Lawyers who specialize in civil litigation spend most of their days writing. We have heard it said that U.S. lawyers, collectively, are the highest-paid professional writers in the country and there might be truth to that.
Some lawyers get playful with language. A federal judge made up a word and, over time, others adopted the word and it became an accepted word now in at least some dictionaries.There are stories of judicial clerks challenging one another to insert an obscure word in a judicial opinion, for example.
We had to wonder if the appearance of the fairly obscure word, “sclerotic,” in a recent opinion by Sr. U.S. District Court Judge Paul A. Magnuson (D. Minn.) was inserted playfully (though the word was completely appropriate in context).
Judge Magnuson was addressing the argument of a litigant disappointed by the result of her arbitration. After having lost, the litigant discovered that the “chair” of the arbitration panel had mediated a dispute that involved her adversary some time before, which the “chair” had failed to disclose earlier.

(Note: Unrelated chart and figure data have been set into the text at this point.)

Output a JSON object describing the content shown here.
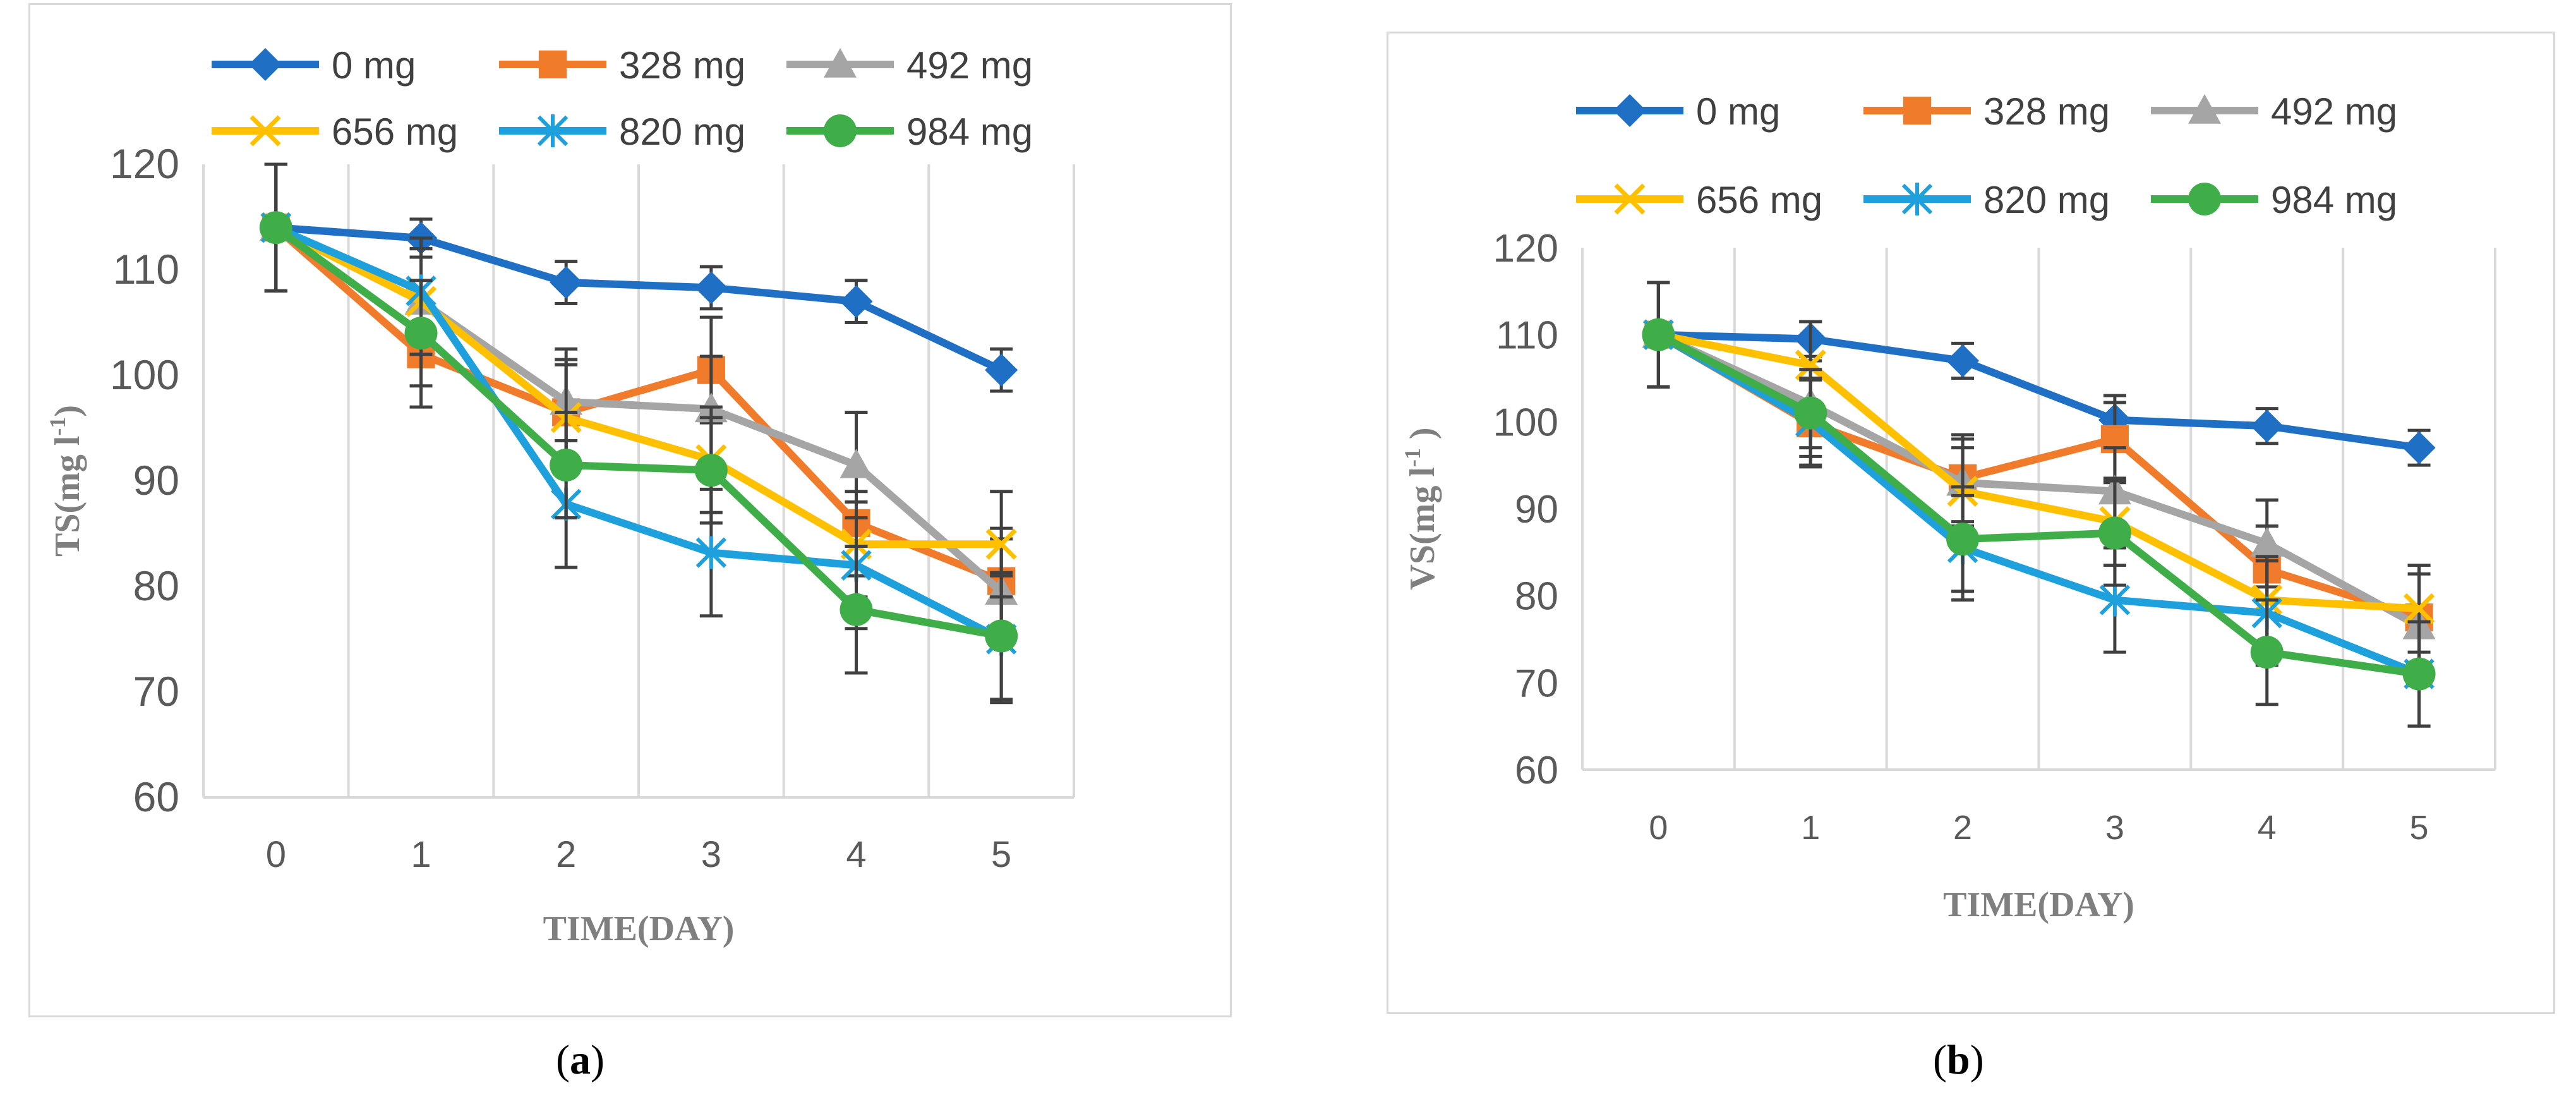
{
  "chart_data": [
    {
      "type": "line",
      "panel_caption": "a",
      "xlabel": "TIME(DAY)",
      "ylabel": "TS(mg l",
      "ylabel_sup": "-1",
      "ylabel_close": ")",
      "x": [
        0,
        1,
        2,
        3,
        4,
        5
      ],
      "ylim": [
        60,
        120
      ],
      "yticks": [
        60,
        70,
        80,
        90,
        100,
        110,
        120
      ],
      "grid": "vertical",
      "legend_position": "top",
      "series": [
        {
          "name": "0 mg",
          "color": "#1f6fc5",
          "marker": "diamond",
          "values": [
            114,
            113,
            108.8,
            108.3,
            107,
            100.5
          ],
          "err": [
            6,
            1.8,
            2,
            2,
            2,
            2
          ]
        },
        {
          "name": "328 mg",
          "color": "#f07c2b",
          "marker": "square",
          "values": [
            114,
            102,
            96.5,
            100.5,
            86,
            80.5
          ],
          "err": [
            6,
            5,
            5,
            5,
            5,
            5
          ]
        },
        {
          "name": "492 mg",
          "color": "#a5a5a5",
          "marker": "triangle",
          "values": [
            114,
            107,
            97.5,
            96.8,
            91.5,
            79.5
          ],
          "err": [
            6,
            5,
            5,
            5,
            5,
            5
          ]
        },
        {
          "name": "656 mg",
          "color": "#ffc000",
          "marker": "x",
          "values": [
            114,
            107,
            96,
            92,
            84,
            84
          ],
          "err": [
            6,
            5,
            5,
            5,
            5,
            5
          ]
        },
        {
          "name": "820 mg",
          "color": "#1ea0dc",
          "marker": "star",
          "values": [
            114,
            108,
            87.8,
            83.2,
            82,
            75
          ],
          "err": [
            6,
            5,
            6,
            6,
            6,
            6
          ]
        },
        {
          "name": "984 mg",
          "color": "#3fae49",
          "marker": "circle",
          "values": [
            114,
            104,
            91.5,
            91,
            77.8,
            75.3
          ],
          "err": [
            6,
            5,
            5,
            5,
            6,
            6
          ]
        }
      ]
    },
    {
      "type": "line",
      "panel_caption": "b",
      "xlabel": "TIME(DAY)",
      "ylabel": "VS(mg l",
      "ylabel_sup": "-1",
      "ylabel_close": " )",
      "x": [
        0,
        1,
        2,
        3,
        4,
        5
      ],
      "ylim": [
        60,
        120
      ],
      "yticks": [
        60,
        70,
        80,
        90,
        100,
        110,
        120
      ],
      "grid": "vertical",
      "legend_position": "top",
      "series": [
        {
          "name": "0 mg",
          "color": "#1f6fc5",
          "marker": "diamond",
          "values": [
            110,
            109.5,
            107,
            100.2,
            99.5,
            97
          ],
          "err": [
            6,
            2,
            2,
            2,
            2,
            2
          ]
        },
        {
          "name": "328 mg",
          "color": "#f07c2b",
          "marker": "square",
          "values": [
            110,
            99.8,
            93.5,
            98,
            83,
            77.5
          ],
          "err": [
            6,
            5,
            5,
            5,
            5,
            6
          ]
        },
        {
          "name": "492 mg",
          "color": "#a5a5a5",
          "marker": "triangle",
          "values": [
            110,
            102,
            93,
            92,
            86,
            76.5
          ],
          "err": [
            6,
            5,
            5,
            5,
            5,
            6
          ]
        },
        {
          "name": "656 mg",
          "color": "#ffc000",
          "marker": "x",
          "values": [
            110,
            106.5,
            92,
            88.5,
            79.5,
            78.5
          ],
          "err": [
            6,
            5,
            5,
            5,
            5,
            5
          ]
        },
        {
          "name": "820 mg",
          "color": "#1ea0dc",
          "marker": "star",
          "values": [
            110,
            100,
            85.5,
            79.5,
            78,
            71
          ],
          "err": [
            6,
            5,
            6,
            6,
            6,
            6
          ]
        },
        {
          "name": "984 mg",
          "color": "#3fae49",
          "marker": "circle",
          "values": [
            110,
            101,
            86.5,
            87.2,
            73.5,
            71
          ],
          "err": [
            6,
            5,
            6,
            6,
            6,
            6
          ]
        }
      ]
    }
  ]
}
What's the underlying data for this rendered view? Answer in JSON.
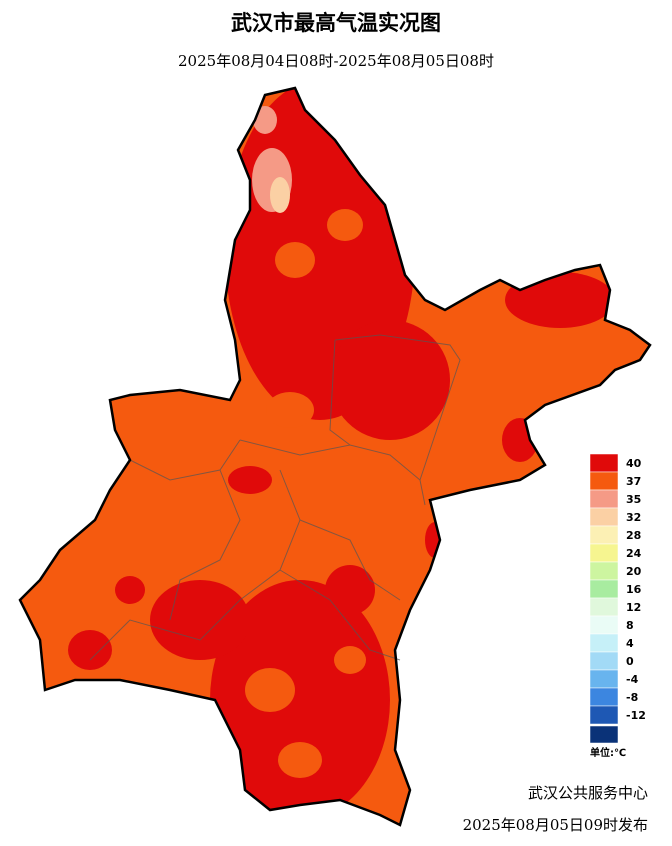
{
  "header": {
    "title": "武汉市最高气温实况图",
    "subtitle": "2025年08月04日08时-2025年08月05日08时"
  },
  "legend": {
    "items": [
      {
        "label": "40",
        "color": "#e00a0a"
      },
      {
        "label": "37",
        "color": "#f55a0f"
      },
      {
        "label": "35",
        "color": "#f59a86"
      },
      {
        "label": "32",
        "color": "#fbd0a4"
      },
      {
        "label": "28",
        "color": "#fcf0b4"
      },
      {
        "label": "24",
        "color": "#f6f590"
      },
      {
        "label": "20",
        "color": "#cdf5a0"
      },
      {
        "label": "16",
        "color": "#a8eca0"
      },
      {
        "label": "12",
        "color": "#e0f8dc"
      },
      {
        "label": "8",
        "color": "#eafcf6"
      },
      {
        "label": "4",
        "color": "#c6f0f8"
      },
      {
        "label": "0",
        "color": "#a2daf6"
      },
      {
        "label": "-4",
        "color": "#68b4ee"
      },
      {
        "label": "-8",
        "color": "#3c86e0"
      },
      {
        "label": "-12",
        "color": "#1e58b4"
      }
    ],
    "unit": "单位:℃"
  },
  "footer": {
    "publisher": "武汉公共服务中心",
    "release": "2025年08月05日09时发布"
  }
}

When confronted with the fact that the “chair” had actually disclosed six previous arbitrations that he had been involved in with the respondent, Morgan Stanley Smith Barney, and challenged with the fact that the objecting party did not identify any hint of misconduct, she pointed to a 1968 U.S. Supreme Court case which, she argued, was absolute and categorical. “the [1968 Supreme Court] decision sets forth a black-and-white rule: failure to disclose means evident partiality and vacatur of the award.”
Her position that the law on this issue is sclerotic and may only be refined by the Supreme Court is not supported by either subsequent caselaw or by our legal system’s precedent-based jurisprudence, which relies on the evolution of legal principles through subsequent interpretations of Supreme Court opinions.
Hooray for the memorable use of an obscure word! Let’s hope some judicial clerk won a bet by getting the word inserted into the decision.